Hypertension (HT) is the chronic increase in blood pressure with values equal to or greater than 140 mm Hg (mercury) of systolic pressure and 90 mm of Hg of diastolic pressure. HT is a cardiovascular risk factor. Blood pressure can rise without a known prior cause, by some diseases (endocrine, kidney …) and by the consumption of some drugs. Other causes are tobacco abuse, alcohol abuse, stress, being overweight, lack of exercise … and following a diet with excess salt.
Numerous studies show that reducing the amount of sodium in your diet lowers blood pressure. Salt is necessary for the body in small doses, but fluid retention and increased blood pressure can occur if the adequate amount is exceeded. We need 1.25 g of salt per day, and we have to try to keep their intake below 6 g per day (1 teaspoon): 6 g of salt = 2.5 g of sodium = 2,500 mg of sodium.
Salt in food
Not applying it to your food is the best way to minimize salt in your diet. Fresh foods tend to have a much lower salt concentration than pre-prepared or pre-cooked foods.
From highest to lowest content, the foods richest in salt are bouillon cubes, commercial soups, salted cod, pork bacon, caviar, pizzas, bacon, pre-cooked (croquettes, dumplings …), blue cheese, ketchup, ham Serrano, olives, cooked ham, Manchego cheese, commercial french fries, nuts, sausages …
Importance of labeling
To compare them with one another and select those with low salt content, it is very important to read the labeling of the products well. Note that the ingredients are listed in descending order of quantity. That is, the earlier the word salt appears in the list of ingredients, the higher the proportion it contains. For this reason, it is advisable, towards the end of the list, to select the items in which the salt is stored.
Another important tip is to always choose foods containing less than 0.5g or 500mg of sodium per 100g of product. If we want to calculate how much salt a product has, we must multiply the amount of sodium by 2.5 since one gram of sodium equals 2.5 grams of salt.
Drugs with sodium
People who are restricted in sodium intake should also know that some drugs are high in this element, especially those with an effervescent presentation.

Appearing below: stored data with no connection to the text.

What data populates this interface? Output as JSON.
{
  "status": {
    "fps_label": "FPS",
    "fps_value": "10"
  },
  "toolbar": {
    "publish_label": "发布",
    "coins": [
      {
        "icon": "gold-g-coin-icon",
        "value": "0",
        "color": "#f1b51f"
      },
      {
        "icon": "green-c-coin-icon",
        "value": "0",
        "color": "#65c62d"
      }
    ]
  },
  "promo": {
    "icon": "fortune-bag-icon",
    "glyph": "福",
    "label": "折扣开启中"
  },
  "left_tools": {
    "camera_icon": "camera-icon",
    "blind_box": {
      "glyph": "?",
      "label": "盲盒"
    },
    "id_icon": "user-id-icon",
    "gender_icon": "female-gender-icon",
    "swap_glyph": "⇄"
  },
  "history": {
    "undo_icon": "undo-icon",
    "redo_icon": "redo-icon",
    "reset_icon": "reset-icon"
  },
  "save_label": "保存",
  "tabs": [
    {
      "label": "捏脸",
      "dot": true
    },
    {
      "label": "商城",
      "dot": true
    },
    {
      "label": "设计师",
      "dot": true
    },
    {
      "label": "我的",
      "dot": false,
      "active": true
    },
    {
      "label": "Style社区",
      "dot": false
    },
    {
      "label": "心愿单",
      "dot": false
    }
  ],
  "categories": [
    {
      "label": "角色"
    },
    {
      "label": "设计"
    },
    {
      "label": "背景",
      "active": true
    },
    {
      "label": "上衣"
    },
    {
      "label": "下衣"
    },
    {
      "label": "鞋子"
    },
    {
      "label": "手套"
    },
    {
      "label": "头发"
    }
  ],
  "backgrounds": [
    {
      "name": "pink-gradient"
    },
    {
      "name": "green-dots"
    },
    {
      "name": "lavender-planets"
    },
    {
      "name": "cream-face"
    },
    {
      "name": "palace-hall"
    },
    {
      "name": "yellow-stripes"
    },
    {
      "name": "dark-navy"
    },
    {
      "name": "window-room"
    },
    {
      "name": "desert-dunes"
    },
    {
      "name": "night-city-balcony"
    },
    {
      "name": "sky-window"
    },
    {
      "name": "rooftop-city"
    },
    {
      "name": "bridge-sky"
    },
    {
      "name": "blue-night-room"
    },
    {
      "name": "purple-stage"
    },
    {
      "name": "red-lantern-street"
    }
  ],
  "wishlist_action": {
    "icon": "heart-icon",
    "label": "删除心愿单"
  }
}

To make dishes tastier, use spices and herbs as substitutes for salt. For example, when preparing meat, you can use bay leaf, nutmeg, pepper, sage, thyme, garlic, onion, oregano, or rosemary. In the case of fish, curry powder, dill, mustard, lemon juice, or pepper are usually better. And for vegetables, the most appropriate is rosemary, sage, dill, cinnamon, tarragon, basil, or parsley.
Low salt diet
Along with reducing salt intake, HT’s dietary treatment consists of a diet rich in vegetables, fruits, legumes, fish, olive oil, and foods that contain little fat. Alcohol and exciting substances like caffeine causes an increase in blood pressure. It is therefore advisable that its intake be limited.